Statistics and Data Science Seminar
Paromita Dubey
Stanford University
Functional Models for Time Varying Random Objects
Abstract: In recent years, samples of time-varying object data such as time-varying networks that are not in a vector space have been increasingly collected. These data can be viewed as elements of a general metric space that lacks local or global linear structure and therefore common approaches that have been used with great success for the analysis of functional data, such as functional principal component analysis, cannot be applied directly.

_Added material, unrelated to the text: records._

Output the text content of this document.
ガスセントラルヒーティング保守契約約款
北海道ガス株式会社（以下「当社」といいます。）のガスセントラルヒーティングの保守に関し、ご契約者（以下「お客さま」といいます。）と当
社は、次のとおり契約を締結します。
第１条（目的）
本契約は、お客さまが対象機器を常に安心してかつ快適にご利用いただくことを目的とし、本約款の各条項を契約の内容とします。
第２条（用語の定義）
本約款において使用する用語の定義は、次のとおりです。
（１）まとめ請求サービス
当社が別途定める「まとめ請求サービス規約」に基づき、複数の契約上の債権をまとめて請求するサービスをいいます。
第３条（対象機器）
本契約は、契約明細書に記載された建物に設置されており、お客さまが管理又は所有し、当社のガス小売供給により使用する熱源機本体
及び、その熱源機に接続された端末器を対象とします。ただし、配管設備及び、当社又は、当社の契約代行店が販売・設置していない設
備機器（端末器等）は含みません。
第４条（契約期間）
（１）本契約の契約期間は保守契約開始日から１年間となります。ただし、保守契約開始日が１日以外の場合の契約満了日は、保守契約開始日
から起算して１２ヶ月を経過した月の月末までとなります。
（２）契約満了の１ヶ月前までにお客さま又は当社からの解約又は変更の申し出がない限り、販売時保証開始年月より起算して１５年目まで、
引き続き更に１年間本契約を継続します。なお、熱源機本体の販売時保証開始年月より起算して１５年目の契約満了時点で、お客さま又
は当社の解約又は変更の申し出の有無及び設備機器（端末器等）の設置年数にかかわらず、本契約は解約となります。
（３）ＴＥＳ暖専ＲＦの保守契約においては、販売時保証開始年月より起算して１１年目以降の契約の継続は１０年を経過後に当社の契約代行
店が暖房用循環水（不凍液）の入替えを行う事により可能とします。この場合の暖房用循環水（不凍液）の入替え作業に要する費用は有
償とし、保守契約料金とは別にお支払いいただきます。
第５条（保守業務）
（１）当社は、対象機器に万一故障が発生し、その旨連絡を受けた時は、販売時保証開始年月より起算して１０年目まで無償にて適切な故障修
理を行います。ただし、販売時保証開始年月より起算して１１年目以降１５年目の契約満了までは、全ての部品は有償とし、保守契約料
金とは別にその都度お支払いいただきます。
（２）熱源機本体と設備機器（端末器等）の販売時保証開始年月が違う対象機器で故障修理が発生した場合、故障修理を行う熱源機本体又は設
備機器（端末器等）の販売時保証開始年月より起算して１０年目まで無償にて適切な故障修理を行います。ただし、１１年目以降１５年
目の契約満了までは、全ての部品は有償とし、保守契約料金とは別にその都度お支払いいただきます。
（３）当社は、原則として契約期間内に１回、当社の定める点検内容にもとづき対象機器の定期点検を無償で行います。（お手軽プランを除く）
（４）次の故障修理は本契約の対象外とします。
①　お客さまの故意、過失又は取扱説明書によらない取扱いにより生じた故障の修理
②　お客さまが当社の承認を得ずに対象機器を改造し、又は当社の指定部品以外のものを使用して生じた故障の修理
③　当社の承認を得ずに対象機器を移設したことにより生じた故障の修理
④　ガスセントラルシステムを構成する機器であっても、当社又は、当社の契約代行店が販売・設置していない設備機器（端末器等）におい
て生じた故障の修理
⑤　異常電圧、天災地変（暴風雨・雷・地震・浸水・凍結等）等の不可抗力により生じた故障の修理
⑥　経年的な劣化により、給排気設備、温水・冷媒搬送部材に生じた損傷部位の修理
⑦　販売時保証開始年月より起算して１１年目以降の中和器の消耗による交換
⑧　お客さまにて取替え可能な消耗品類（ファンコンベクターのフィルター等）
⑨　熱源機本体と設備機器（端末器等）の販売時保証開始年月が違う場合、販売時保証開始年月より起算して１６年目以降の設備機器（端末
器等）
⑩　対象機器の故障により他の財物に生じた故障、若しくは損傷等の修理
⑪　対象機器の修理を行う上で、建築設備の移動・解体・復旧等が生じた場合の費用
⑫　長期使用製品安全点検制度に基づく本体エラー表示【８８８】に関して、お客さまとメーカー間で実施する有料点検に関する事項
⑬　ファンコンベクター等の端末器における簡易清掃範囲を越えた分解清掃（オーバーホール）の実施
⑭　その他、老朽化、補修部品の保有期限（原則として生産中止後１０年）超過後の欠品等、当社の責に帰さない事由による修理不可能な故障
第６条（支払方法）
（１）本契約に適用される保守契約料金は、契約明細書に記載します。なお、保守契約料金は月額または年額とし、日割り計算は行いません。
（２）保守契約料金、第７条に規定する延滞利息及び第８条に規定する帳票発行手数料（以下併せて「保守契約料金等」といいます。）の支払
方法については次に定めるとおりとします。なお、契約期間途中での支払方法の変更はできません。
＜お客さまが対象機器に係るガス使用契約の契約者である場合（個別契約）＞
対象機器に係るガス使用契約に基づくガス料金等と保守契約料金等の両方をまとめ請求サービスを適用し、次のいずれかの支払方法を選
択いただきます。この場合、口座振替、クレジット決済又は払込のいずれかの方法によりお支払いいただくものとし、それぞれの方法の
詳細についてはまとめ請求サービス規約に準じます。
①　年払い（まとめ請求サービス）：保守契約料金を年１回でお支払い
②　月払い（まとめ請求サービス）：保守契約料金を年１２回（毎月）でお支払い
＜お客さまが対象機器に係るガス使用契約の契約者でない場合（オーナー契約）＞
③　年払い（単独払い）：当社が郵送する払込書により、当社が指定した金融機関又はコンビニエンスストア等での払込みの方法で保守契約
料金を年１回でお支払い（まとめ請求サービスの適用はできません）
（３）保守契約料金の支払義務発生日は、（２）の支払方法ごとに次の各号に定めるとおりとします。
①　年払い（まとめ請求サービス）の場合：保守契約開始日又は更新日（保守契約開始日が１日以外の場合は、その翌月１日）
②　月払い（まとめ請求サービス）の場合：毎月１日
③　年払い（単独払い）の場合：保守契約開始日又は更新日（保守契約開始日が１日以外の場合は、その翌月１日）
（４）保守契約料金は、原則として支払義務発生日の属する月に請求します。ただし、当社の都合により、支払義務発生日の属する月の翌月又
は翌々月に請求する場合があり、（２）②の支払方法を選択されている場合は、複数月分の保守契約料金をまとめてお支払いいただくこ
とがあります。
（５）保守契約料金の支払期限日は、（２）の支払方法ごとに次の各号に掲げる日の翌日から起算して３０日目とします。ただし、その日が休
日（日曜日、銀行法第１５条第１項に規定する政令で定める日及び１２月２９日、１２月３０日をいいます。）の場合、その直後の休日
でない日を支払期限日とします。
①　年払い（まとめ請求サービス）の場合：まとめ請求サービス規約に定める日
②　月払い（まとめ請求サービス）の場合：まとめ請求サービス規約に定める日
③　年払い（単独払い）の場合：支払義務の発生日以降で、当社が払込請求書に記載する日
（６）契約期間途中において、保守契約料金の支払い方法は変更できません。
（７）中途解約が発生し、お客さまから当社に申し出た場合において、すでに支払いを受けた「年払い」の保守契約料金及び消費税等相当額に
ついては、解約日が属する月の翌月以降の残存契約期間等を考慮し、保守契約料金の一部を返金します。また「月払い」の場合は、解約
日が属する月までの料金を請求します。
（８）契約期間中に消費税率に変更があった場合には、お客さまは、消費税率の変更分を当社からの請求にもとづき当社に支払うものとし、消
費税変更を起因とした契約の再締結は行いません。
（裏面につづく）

In this talk, I will propose some recent advances along this direction. First, I will discuss ways to obtain dominant modes of variations in time varying object data. I will describe metric covariance, a novel association measure for paired object data lying in a metric space (\Omega d) that we use to define a metric auto-covariance function for a sample of random \Omega -valued curves, where \Omega generally will not have a vector space or manifold structure. The proposed metric auto-covariance function is non-negative definite when the squared metric d^2 is of negative type. Then the eigenfunctions of the linear operator with the auto-covariance function as kernel can be used as building blocks for an object functional principal component analysis for \Omega-valued functional data, including time-varying probability distributions, covariance matrices and time-dynamic networks. Then I will describe how to obtain analogues of functional principal components for time-varying objects by applying Fréchet means and projections of distance functions of the random object trajectories in the directions of the eigenfunctions, leading to real-valued Fréchet scores and object valued Fréchet integrals. This talk is based on joint work with Hans-Georg Müller.